The proof will be a reduction from 3-Coloring, for which no \(2^{o(|V|+|E|)}\) algorithm exists under the Exponential Time Hypothesis [7,  pages 471–473]. Let the graph \(G=(V,E)\) be the instance of 3-Coloring with \(|V|=n'\) and \(|E|=m'\). We label the vertices \(v_1,\dots ,v_{n'}\) and the edges \(e_1,\dots ,e_{m'}\). We then create the following instance for \(1|d_j,\text {prec},p_j=1|k\text {-sched},C_{\max }\).

  • For each vertex \(v_i \in V\), create 6 jobs:

    • \(v_i^1\), \(v_i^2\) and \(v_i^3\) with deadline \(d_{v_i} = i\),

    • \(w_i^1\), \(w_i^2\) and \(w_i^3\) with deadline \(d_{w_i} = n'+2m'+1-i\),

    add precedence constraints \({v_i^1 \prec w_i^1}\), \({v_i^2 \prec w_i^2}\) and \({v_i^3 \prec w_i^3}\). These jobs represent which color for each vertex will be chosen (for instance if \(v_i^1\) and \(w_i^1\) are processed, vertex i gets color 1).

  • For each edge \(e_j \in E\), create 12 jobs:

    • \(e_j^{12}\), \(e_j^{13}\), \(e_j^{21}\), \(e_j^{23}\), \(e_j^{31}\) and \(e_j^{32}\) with deadline \(d_{e_j} =n'+j\),

    • \(f_j^{12}\), \(f_j^{13}\), \(f_j^{21}\), \(f_j^{23}\), \(f_j^{31}\) and \(f_j^{32}\) with deadline \(d_{f_j} =n'+m'+1-j\),

    add precedence constraints \({e_j^{ab} \prec f_j^{ab}}\) for \(a ,b \in \{1,2,3\}\) with \(a\ne b\). These jobs represent what the colors of the endpoints of an edge will be. So if the jobs \(e_j^{ab}\) and \(f_j^{ab}\) are processed for \(e=\{u,v\}\), then vertex u has color a and vertex v has color b. Since the endpoints should have different colors, the jobs \(e_j^{aa}\) and \(f_j^{aa}\) do not exist.

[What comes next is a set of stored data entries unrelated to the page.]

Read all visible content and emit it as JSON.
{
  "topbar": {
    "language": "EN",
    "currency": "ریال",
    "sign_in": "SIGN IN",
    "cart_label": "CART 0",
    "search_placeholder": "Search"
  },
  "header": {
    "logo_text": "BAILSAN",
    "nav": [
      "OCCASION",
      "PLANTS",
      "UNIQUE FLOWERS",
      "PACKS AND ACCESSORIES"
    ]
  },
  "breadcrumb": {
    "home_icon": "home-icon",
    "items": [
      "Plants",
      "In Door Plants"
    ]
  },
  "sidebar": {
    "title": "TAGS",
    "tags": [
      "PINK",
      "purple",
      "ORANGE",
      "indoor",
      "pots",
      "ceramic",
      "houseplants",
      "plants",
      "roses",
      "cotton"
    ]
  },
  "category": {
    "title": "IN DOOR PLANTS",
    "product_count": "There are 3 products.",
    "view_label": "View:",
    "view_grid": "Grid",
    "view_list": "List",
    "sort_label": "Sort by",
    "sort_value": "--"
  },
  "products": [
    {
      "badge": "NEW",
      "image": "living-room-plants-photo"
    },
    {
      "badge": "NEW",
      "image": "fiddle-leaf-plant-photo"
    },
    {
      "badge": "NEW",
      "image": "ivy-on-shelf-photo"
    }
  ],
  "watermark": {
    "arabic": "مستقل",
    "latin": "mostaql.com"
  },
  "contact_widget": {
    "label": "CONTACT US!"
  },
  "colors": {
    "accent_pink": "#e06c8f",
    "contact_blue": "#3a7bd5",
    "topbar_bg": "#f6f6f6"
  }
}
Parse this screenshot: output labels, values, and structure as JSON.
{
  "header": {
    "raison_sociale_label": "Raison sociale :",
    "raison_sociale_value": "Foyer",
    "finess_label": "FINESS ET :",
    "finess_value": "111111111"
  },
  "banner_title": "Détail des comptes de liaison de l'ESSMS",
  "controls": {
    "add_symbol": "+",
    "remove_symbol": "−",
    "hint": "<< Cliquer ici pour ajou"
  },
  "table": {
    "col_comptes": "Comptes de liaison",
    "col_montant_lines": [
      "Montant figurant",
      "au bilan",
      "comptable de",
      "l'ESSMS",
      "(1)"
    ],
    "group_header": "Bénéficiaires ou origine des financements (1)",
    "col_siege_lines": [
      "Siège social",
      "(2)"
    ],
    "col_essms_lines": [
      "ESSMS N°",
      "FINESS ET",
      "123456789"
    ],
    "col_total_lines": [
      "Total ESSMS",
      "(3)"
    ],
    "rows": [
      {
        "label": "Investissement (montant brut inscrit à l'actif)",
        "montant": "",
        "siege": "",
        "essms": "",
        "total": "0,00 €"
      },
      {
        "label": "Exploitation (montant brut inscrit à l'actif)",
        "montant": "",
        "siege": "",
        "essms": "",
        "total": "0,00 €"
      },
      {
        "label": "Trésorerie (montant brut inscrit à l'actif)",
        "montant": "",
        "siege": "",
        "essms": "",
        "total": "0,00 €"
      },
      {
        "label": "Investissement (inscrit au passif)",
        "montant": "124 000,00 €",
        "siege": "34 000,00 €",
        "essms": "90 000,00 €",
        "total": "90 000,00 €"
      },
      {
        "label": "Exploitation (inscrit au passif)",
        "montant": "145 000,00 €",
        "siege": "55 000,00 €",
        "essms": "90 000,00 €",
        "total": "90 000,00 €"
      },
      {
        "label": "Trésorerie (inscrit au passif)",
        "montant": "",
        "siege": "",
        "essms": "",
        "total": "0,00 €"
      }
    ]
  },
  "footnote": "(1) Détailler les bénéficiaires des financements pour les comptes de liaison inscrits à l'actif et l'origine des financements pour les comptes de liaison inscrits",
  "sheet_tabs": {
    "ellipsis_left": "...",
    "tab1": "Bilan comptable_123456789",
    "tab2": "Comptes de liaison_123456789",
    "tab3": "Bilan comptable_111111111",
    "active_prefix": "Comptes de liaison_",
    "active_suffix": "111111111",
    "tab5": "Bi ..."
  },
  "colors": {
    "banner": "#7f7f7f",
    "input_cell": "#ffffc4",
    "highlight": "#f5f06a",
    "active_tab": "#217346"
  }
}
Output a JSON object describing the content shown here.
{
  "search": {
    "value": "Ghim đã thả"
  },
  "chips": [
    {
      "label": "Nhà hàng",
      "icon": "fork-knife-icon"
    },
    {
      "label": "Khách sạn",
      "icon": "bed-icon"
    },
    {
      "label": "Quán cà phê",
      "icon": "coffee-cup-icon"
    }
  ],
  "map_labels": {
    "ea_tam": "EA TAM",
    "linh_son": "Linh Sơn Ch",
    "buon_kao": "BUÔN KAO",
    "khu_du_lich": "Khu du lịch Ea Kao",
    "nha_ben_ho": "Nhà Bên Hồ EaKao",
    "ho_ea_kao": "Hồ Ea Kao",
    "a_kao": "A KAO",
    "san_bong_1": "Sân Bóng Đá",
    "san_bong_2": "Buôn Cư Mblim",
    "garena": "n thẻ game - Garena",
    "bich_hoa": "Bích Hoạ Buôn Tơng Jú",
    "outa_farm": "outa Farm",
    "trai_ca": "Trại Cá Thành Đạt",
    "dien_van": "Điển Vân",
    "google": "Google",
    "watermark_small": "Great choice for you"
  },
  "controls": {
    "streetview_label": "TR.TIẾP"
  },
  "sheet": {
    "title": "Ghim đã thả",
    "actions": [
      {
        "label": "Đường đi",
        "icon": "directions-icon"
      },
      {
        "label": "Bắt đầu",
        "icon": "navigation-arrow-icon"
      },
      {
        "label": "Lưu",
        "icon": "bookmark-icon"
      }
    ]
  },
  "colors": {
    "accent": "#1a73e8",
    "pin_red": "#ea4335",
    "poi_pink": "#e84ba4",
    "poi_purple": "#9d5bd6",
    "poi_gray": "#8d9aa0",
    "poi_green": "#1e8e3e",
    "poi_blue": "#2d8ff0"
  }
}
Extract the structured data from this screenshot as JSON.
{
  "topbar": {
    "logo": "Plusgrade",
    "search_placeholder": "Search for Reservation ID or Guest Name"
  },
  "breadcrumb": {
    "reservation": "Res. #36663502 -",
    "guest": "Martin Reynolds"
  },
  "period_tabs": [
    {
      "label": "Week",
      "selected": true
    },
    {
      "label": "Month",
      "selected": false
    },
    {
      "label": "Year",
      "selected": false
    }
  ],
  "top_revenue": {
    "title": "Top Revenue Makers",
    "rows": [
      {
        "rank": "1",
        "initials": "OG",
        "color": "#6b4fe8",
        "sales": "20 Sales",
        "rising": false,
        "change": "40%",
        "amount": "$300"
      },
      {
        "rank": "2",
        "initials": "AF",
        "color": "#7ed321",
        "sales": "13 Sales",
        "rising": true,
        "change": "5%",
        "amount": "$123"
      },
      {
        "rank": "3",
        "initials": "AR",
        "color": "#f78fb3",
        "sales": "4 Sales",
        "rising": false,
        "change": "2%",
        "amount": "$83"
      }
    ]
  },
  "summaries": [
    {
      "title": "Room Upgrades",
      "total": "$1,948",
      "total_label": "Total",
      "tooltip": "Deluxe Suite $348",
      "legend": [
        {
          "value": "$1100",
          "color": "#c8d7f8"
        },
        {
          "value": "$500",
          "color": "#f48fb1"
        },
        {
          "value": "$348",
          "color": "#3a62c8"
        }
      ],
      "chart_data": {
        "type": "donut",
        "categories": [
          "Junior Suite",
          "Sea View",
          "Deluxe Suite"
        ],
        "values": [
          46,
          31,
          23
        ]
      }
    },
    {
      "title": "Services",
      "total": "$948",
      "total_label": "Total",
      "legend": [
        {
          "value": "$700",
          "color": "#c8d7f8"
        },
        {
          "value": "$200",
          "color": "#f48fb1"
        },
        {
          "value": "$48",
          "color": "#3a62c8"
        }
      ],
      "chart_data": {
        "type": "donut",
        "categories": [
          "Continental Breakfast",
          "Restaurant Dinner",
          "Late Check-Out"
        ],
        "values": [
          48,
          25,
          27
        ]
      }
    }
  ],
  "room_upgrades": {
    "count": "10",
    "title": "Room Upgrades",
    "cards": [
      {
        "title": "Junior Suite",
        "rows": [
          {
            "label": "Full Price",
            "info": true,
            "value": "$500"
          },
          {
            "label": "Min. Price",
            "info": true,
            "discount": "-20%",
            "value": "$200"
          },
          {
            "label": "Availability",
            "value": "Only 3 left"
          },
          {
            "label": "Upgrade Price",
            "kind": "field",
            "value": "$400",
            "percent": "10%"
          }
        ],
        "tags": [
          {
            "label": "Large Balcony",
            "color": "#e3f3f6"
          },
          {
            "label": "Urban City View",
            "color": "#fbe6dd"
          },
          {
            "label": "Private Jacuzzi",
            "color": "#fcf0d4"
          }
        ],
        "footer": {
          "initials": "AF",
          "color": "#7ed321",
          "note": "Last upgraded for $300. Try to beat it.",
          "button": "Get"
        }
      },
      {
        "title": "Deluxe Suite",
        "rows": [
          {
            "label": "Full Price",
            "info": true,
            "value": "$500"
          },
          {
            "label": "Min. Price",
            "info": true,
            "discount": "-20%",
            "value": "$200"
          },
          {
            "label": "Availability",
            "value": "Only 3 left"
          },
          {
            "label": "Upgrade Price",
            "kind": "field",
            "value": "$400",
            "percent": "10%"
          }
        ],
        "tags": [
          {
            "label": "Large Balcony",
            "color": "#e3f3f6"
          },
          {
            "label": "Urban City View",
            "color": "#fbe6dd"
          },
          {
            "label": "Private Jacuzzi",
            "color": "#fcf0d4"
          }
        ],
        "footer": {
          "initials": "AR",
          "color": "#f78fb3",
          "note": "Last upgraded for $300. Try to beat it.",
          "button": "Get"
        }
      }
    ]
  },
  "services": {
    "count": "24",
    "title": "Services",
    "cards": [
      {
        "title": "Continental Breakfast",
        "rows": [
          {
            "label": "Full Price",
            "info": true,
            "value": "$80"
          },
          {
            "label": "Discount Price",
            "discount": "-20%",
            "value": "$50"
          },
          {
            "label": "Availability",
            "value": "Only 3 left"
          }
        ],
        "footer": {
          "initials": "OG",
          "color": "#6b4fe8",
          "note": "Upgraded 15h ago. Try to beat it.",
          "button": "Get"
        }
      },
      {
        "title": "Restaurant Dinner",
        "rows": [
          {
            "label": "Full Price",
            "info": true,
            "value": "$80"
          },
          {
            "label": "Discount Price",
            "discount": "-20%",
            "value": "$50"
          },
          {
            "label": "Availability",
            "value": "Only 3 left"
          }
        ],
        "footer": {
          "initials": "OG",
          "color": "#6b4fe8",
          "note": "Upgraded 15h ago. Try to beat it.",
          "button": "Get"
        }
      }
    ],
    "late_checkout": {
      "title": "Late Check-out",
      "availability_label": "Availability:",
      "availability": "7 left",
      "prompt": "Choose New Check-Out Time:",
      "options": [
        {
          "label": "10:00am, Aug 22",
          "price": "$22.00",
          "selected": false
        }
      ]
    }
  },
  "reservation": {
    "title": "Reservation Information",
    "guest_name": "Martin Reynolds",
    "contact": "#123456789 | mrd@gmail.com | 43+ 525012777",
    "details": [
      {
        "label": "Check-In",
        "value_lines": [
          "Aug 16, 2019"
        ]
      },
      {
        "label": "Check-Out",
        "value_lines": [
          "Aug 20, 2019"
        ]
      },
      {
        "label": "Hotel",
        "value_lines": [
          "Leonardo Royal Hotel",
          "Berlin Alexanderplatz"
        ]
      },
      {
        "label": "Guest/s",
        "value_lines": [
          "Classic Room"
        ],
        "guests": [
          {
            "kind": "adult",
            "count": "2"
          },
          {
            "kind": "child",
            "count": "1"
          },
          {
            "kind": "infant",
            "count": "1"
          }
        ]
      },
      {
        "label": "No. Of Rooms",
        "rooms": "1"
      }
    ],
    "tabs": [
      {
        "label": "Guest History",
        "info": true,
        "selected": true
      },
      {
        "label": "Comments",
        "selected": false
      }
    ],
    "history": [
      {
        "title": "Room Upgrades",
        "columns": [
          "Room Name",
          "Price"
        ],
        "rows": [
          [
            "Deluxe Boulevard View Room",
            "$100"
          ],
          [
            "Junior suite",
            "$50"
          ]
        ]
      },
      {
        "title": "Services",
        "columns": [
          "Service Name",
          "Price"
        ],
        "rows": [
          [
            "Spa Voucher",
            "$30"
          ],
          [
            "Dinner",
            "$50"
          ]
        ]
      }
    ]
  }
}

  • For each \(e_j^{ab}\) with \(e=\{v_i,v_{i'}\}\) and \(a ,b \in \{1,2,3\}\) with \(a\ne b\), add the precedence constraints \({v_i^a \prec e_j^{ab}}\) and \({v_{i'}^b \prec e_j^{ab}}\).

  • Set \(C_{\max } = k = 2n'+2m'\).

We now prove that the created instance is a yes instance if and only if the original 3-Coloring instance is a yes instance. Assume that there is a 3-coloring of the graph \(G=(V,E)\). Then there is also a feasible schedule: For each vertex \(v_i\) with color a, process the jobs \(v_i^a\) and \(w_i^a\) at their respective deadlines. For each edge \(e_j=\{u,v\}\) with u colored a and v colored b, process the jobs \(e_j^{ab}\) and \(f_j^{ab}\) exactly at their respective deadlines. Notice that because it is a 3-coloring, each edge has endpoints of different colors, so these jobs exist. Also note that no two jobs were processed at the same time. Exactly \(2n'+2m'\) jobs were processed before time \(2n'+2m'\). Furthermore, no precedence constraints were violated.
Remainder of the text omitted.